Die Einladung war kein Befehl. Sie war eine Frage, eine Bitte, fast. Elara spürte, wie ihre Füße sich von selbst bewegten, hinab in die Dunkelheit, als würde sie schon immer dorthin gehören. Die Treppe verschlang sie, Stufe für Stufe, und mit jedem Schritt wurde die Stille dichter, lebendiger, bis sie nicht mehr Elara Vey war, sondern etwas anderes, das atmen und denken und sich bewegen konnte — und das bereits auf sie gewartet hatte.

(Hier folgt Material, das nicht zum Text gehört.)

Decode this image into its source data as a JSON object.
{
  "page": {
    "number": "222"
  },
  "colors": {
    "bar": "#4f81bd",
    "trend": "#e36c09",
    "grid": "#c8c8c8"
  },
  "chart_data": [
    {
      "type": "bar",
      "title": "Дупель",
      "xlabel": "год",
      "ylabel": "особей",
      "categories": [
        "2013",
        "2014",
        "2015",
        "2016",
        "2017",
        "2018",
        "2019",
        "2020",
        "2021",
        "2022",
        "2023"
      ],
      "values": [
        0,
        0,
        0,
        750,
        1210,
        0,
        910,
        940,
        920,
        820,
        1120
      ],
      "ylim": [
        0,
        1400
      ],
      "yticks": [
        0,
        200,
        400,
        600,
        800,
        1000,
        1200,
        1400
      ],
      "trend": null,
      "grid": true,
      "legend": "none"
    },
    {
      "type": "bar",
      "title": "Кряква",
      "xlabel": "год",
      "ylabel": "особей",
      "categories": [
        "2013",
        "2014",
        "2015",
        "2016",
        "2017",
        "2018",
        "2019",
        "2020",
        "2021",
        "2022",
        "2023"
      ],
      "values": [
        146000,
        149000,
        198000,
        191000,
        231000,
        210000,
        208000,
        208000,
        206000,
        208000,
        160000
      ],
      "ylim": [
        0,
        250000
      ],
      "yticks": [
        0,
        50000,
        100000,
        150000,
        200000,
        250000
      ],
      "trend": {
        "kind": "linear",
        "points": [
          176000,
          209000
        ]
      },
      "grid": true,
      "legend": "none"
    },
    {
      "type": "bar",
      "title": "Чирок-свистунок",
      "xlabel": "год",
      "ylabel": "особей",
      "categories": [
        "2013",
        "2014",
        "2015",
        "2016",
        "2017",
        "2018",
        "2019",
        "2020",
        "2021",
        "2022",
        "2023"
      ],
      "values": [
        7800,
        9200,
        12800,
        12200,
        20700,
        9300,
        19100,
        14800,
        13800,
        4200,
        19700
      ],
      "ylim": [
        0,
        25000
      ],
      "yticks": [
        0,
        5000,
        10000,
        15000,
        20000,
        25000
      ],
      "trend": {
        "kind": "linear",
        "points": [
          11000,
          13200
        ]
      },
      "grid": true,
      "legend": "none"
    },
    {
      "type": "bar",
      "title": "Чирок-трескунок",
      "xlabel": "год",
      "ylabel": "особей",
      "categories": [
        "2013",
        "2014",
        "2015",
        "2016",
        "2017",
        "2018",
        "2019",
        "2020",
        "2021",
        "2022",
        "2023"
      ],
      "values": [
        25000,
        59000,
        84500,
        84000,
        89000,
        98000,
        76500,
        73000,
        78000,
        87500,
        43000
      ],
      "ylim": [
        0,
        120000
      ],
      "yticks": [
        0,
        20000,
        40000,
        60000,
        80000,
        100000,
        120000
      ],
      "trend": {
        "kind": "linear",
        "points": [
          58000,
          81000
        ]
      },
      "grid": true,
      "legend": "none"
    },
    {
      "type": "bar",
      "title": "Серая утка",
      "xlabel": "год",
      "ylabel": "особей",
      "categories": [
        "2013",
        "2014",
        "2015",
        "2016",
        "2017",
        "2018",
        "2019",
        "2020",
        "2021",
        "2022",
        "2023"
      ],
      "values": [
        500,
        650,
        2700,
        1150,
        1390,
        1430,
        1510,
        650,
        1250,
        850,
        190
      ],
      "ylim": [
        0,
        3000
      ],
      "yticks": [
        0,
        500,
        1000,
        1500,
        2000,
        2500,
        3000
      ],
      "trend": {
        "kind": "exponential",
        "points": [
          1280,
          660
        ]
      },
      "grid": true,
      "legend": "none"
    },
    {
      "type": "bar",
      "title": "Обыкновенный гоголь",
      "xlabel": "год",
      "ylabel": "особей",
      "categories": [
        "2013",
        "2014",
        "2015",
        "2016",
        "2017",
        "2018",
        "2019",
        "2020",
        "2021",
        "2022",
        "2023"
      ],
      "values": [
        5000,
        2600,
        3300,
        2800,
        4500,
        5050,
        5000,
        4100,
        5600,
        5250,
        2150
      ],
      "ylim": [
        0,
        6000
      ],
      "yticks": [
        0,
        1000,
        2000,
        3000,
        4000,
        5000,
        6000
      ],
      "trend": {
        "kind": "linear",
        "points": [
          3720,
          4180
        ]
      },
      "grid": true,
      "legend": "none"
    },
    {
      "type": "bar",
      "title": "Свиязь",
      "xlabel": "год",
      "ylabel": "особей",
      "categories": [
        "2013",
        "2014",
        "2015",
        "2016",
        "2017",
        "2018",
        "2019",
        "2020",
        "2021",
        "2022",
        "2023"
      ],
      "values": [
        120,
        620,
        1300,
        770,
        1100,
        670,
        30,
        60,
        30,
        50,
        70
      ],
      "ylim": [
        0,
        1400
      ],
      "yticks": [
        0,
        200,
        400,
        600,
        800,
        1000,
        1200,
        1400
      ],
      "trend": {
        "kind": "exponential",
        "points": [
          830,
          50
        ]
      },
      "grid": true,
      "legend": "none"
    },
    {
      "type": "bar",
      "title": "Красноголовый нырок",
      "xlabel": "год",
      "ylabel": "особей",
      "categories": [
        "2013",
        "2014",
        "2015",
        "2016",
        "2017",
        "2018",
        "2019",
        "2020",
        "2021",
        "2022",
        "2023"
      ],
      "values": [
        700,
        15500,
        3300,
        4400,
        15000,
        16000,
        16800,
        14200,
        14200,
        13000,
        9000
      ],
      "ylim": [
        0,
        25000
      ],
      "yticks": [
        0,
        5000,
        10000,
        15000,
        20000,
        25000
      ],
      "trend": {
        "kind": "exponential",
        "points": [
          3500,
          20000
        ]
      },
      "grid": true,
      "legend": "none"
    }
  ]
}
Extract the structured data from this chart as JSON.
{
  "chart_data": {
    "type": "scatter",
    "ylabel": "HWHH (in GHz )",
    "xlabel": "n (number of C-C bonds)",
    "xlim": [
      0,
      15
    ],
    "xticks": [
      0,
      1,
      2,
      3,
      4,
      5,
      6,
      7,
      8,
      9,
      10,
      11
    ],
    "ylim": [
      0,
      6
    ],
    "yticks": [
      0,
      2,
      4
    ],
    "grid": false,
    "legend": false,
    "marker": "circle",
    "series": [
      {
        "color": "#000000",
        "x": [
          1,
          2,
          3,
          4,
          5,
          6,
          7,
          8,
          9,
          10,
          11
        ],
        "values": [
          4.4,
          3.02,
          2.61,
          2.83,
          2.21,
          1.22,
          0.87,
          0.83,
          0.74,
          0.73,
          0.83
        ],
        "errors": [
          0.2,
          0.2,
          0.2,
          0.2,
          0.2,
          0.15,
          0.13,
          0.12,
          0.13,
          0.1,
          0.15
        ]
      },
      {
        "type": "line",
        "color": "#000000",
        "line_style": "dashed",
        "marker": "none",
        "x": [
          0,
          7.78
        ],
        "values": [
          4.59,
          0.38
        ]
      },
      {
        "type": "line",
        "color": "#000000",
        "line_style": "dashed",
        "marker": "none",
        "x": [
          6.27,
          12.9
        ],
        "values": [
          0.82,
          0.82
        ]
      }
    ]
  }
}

Elara blieb am Fuß der Treppe stehen. Die Stille hier war anders. Dicker. Sie klebte an den Wänden, den Büchern, ihren Haaren, als wäre sie etwas Greifbares. Sie strich mit den Fingerspitzen über den staubigen Buchrücken vor ihr. Codex Aeternitas. Die Handschrift, nach der sie gesucht hatte. Ihr Auftraggeber hatte sie gebeten, sie zu finden, bevor jemand anderes es tat. Bevor die Stille sie findet.
Doch die Stille fand sie.
Plötzlich bewegte sich etwas. Ein Buch. Nicht von selbst, nicht wie ein Buch, das von jemandem bewegt wurde — es rollte, als würde eine unsichtbare Hand es schieben. Elara erstarrte. Das Buch rutschte über den Boden, Zentimeter für Zentimeter, direkt auf sie zu. Sie wollte zurückweichen, aber ihre Füße gehorchten nicht. Die Bücher beobachten sie. Nicht mehr nur ein Gefühl. Jetzt war es ein Fakt.
Du bist in ihr.
Die Stimme war wieder da, aber jetzt war sie nicht mehr nur in ihrem Kopf. Sie drang durch die Bücher, durch den Staub, durch die Stille selbst. Elara spürte, wie sich ihre Kehle zusammenzog. Sie griff nach dem Buch, das auf sie zugerollt war, und riss es von sich. Die Seiten klappten auf, als würde das Buch sie offnen wollen. Als würde es sie erwarten.
Du gehörst zu mir.
Diesmal war die Stimme nicht mehr nur in ihrem Kopf. Sie kam aus dem Buch. Aus den Seiten. Aus den Worten, die sie las. Du gehörst zu mir. Die Tinte war alt, aber die Worte brannten wie frisch geschrieben. Elara spürte, wie sich ihr Herzschlag beschleunigte, nicht aus Angst, sondern aus etwas, das sie nicht benennen konnte. Etwas, das sie schon immer gespürt hatte, ohne es zu wissen.
Komm.
Die Einladung war nicht mehr nur eine Bitte. Sie war eine Aufforderung. Eine Verheißung. Elara spürte, wie ihre Hände zu zitterten begannen. Sie schloss das Buch, legte es zurück auf den Regalboden. Sie musste weiter. Sie musste die Handschrift finden. Sie musste beweisen, dass sie nicht verrückt war. Dass die Stille nicht real war. Dass die Bücher nicht sie beobachteten.
Aber als sie sich umdrehte, war der Gang hinter ihr leerer. Keine Bücher. Keine Stille. Nur Dunkelheit.
Und irgendwo, tief in dieser Dunkelheit, atmete etwas.
Elara spürte es. Sie spürte, wie die Stille sie umschlang, sie berührte, sie einlud. Komm. Sie schloss die Augen. Sie atmete tief ein. Und für einen Moment, nur für einen Moment, gab sie nach.
Dann öffnete sie die Augen. Die Stille war noch da. Aber sie war nicht mehr allein.